Biographical Database of NAWSA Suffragists, 1890-1920

Biography of Lucy Barrow McIntire, 1886–1967

By Anne Mellen, independent historian

Lucy Barrow McIntire or "Miss Lucy," as she was fondly called, was born in 1886 to a prominent Athens, Georgia family, the Davenports. She married an attorney from Savannah, Georgia, a town she adopted as her own, and bore six children. However, family responsibilities did not limit her, and as one person noted, she liked having her "finger in the pie," every pie it seems.

"Miss Lucy" was the president of the Savannah Suffrage Association, and after the vote for women was won, she helped found Savannah's chapter of the League of Women Voters. However, this was not nearly the end of her involvement in her town. The Georgia Women of Achievement, a group she was posthumously inducted into in 1997 as its sixth inductee, noted that "her youthful zeal to find pragmatic solutions for the myriad problems facing [Savannah] and [Georgia] did not cease with age." She had more than a half of century of accomplishments before she passed away in 1967 (one web site stated 1975, but most stated 1967).

McIntire had her finger in everything it seems. She was a poet, helped found the Georgia Poetry Society in 1923, and won many prizes for her poetry. A sample below encompasses all she was about:

Three Islands

"Savannah wears about her wrist
A bracelet of seas
With little jewelled islands set
At intervals in these.
One is alive and colourful
With laughter in her name,
And one, a wistful monotone
For tragedy to claim.
The third is carved in mystery
A jewel hot and strange
Whose many sided facets flash
An iridescent change."

McIntire showed many facets of herself in her life. She founded Historic Savannah after, as she put it, "having noticed the gradual blotting out of the distinctive character and fine architecture of old Savannah by a universal lack of zoning," including the tearing down of the old market, "one of the handsomest and most traditional city buildings," in order to make "leading [Savannah] citizens aware of the rare heritage they possess". The organization was able to halt some further destruction of historic buildings and to preserve original structures. Savannah would not be the historic destination it is today without her work.
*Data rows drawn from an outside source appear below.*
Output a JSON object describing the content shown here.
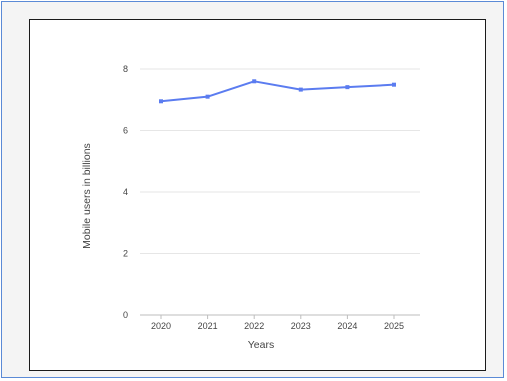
{
  "chart_data": {
    "type": "line",
    "title": "",
    "xlabel": "Years",
    "ylabel": "Mobile users in billions",
    "categories": [
      "2020",
      "2021",
      "2022",
      "2023",
      "2024",
      "2025"
    ],
    "series": [
      {
        "values": [
          6.95,
          7.1,
          7.6,
          7.33,
          7.41,
          7.49
        ]
      }
    ],
    "ylim": [
      0,
      8
    ],
    "yticks": [
      "0",
      "2",
      "4",
      "6",
      "8"
    ],
    "grid": true,
    "legend": "none",
    "colors": {
      "line": "#5b7cf0",
      "grid": "#e6e6e6",
      "axis": "#bdbdbd"
    }
  }
}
However, improving social welfare was her highest calling. She established a free lunch program in the Chatham County schools, founded the Savannah Nursery School, the Women's Relief committee, the Juvenile Protection Association, the Savannah Health Center, and the Chatham Nursing Home, along with being on the boards of numerous other social welfare agencies. Furthermore, she won numerous awards such as Woman of the Year in 1955 and the Oglethorpe Trophy, Savannah's highest civic award, in 1958, and was the first woman named to the Metropolitan Planning Commission in Savannah.

She was also involved in politics and government. She was a Field Supervisor for the Works Progress Administration in the 1930s and founded the U.S.O – Soldiers Social Service of Savannah and became Service Director of the American Red Cross, both during WWII. Finally, she served as the first Georgia committeewoman on the Democratic National Committee.
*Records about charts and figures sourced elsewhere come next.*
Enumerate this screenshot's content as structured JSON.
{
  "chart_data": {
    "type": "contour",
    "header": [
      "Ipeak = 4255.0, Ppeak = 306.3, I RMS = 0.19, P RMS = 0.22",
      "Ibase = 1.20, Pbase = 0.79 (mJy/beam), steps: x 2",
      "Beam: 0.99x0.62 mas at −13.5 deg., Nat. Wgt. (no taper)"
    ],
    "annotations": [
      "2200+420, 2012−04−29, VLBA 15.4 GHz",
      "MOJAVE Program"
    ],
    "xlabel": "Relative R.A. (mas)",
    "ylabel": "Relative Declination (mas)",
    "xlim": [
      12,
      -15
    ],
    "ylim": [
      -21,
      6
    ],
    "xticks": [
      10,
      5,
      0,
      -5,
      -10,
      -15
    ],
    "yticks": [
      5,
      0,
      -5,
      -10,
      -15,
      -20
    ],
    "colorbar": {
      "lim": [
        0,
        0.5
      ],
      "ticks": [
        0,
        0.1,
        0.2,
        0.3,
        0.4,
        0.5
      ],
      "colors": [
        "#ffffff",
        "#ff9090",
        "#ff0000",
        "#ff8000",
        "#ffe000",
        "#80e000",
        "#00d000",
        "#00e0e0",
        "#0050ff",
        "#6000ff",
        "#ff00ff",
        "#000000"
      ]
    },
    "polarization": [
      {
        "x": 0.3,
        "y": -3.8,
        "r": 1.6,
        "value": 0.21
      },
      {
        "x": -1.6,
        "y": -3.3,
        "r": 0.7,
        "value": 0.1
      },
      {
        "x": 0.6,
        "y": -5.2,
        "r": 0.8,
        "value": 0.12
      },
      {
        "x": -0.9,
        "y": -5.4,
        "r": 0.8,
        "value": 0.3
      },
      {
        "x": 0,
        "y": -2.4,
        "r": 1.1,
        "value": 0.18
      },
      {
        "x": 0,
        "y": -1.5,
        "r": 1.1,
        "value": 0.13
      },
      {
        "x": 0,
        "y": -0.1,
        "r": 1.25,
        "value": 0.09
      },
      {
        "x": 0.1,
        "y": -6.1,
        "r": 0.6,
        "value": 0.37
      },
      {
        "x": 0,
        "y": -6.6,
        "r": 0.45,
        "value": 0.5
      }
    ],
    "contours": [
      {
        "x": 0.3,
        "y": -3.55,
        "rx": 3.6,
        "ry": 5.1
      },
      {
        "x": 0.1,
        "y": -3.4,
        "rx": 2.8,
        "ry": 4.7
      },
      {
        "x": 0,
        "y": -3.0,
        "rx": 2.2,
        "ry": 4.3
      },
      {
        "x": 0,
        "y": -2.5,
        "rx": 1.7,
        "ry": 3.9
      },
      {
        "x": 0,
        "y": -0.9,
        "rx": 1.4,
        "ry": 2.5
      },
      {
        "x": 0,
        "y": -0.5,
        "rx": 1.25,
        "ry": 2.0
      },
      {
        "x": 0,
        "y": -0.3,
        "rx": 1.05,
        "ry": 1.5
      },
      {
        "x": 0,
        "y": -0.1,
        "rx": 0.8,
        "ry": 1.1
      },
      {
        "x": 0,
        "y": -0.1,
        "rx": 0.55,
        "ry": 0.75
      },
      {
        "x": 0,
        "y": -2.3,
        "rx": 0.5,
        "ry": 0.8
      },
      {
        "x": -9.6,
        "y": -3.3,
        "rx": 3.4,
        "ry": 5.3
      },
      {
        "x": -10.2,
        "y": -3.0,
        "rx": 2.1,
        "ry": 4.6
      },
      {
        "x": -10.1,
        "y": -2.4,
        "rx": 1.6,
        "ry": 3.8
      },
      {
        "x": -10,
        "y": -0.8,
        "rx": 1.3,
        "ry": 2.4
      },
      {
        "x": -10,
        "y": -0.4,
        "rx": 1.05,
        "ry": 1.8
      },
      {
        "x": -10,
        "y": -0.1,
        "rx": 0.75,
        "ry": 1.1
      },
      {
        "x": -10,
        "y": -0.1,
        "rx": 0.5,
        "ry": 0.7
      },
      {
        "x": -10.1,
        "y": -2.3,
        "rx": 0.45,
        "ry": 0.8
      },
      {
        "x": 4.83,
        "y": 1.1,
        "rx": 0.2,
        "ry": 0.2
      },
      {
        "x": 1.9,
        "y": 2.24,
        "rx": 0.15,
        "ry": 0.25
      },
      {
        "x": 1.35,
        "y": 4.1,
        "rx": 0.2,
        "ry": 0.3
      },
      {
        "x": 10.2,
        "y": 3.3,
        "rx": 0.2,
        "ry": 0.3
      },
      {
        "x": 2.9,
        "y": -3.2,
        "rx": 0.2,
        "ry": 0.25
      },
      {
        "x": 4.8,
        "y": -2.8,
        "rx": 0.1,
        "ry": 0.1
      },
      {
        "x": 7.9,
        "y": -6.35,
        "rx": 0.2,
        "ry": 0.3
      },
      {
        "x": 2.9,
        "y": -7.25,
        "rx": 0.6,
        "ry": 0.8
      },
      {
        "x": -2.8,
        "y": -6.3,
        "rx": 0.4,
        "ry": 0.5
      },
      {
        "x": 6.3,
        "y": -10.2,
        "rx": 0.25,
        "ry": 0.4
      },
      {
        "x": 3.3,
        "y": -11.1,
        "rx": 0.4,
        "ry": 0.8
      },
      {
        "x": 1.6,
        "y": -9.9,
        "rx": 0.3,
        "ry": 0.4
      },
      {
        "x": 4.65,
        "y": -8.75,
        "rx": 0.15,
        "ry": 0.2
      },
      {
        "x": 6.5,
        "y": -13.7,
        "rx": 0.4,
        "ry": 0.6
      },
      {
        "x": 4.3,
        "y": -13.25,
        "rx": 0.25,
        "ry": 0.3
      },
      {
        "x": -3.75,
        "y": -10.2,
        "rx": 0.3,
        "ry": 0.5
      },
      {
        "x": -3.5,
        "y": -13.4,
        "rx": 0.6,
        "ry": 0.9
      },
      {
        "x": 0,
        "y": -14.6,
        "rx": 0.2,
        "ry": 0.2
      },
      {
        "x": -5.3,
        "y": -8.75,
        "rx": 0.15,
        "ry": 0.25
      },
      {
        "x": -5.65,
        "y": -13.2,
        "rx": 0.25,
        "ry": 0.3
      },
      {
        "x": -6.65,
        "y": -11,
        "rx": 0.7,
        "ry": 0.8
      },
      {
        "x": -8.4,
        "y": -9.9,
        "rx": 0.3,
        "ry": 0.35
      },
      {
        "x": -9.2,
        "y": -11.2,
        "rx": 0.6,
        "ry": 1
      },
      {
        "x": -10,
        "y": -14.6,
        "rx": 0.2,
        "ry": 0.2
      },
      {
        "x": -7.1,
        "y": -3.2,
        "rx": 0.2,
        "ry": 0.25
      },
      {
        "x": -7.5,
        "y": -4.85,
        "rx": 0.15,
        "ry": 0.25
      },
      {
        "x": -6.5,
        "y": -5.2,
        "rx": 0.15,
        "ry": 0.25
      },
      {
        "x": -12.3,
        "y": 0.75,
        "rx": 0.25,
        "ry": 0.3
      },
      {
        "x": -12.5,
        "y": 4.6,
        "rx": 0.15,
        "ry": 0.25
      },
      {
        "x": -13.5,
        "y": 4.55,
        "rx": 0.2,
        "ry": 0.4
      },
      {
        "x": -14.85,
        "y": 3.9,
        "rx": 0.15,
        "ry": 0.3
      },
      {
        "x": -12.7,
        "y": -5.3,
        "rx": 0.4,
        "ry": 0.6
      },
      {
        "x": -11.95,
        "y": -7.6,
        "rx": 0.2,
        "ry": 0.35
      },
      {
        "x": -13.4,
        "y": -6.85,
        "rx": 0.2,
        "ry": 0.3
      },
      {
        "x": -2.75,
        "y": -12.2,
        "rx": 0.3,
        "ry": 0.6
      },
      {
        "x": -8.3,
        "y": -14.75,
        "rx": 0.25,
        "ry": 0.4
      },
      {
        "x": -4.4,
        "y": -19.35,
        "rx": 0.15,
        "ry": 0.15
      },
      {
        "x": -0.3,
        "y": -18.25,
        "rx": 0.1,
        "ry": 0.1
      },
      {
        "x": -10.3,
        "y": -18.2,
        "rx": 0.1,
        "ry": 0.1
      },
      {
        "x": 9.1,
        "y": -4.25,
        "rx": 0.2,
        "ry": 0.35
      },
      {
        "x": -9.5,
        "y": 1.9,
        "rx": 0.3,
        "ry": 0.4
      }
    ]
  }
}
Working for women's suffrage was just McIntire's jumping off point for many further accomplishments in the wide world of furthering social and political justice.

References

McIntire, Lucy Barrow. Three Islands. Poetry Society of Georgia, 1923.

"Lucy Barrow McIntire" (accessed November 19, 2017) https://web.archive.org/web/20130713095227/http://www.georgiawomen.org/2010/10/mcintire-lucy-barrow/.

"Lucy Barrow McIntire" (accessed November 19, 2017) https://www.findagrave.com/memorial/95937572.

"On the 50 the Anniversary of HSF: From ‘Miss Lucy'" (accessed November 19, 2017) www.davenporthousemuseum.org/wp-content/uploads/2010/09/LucyMcIntire.pdf.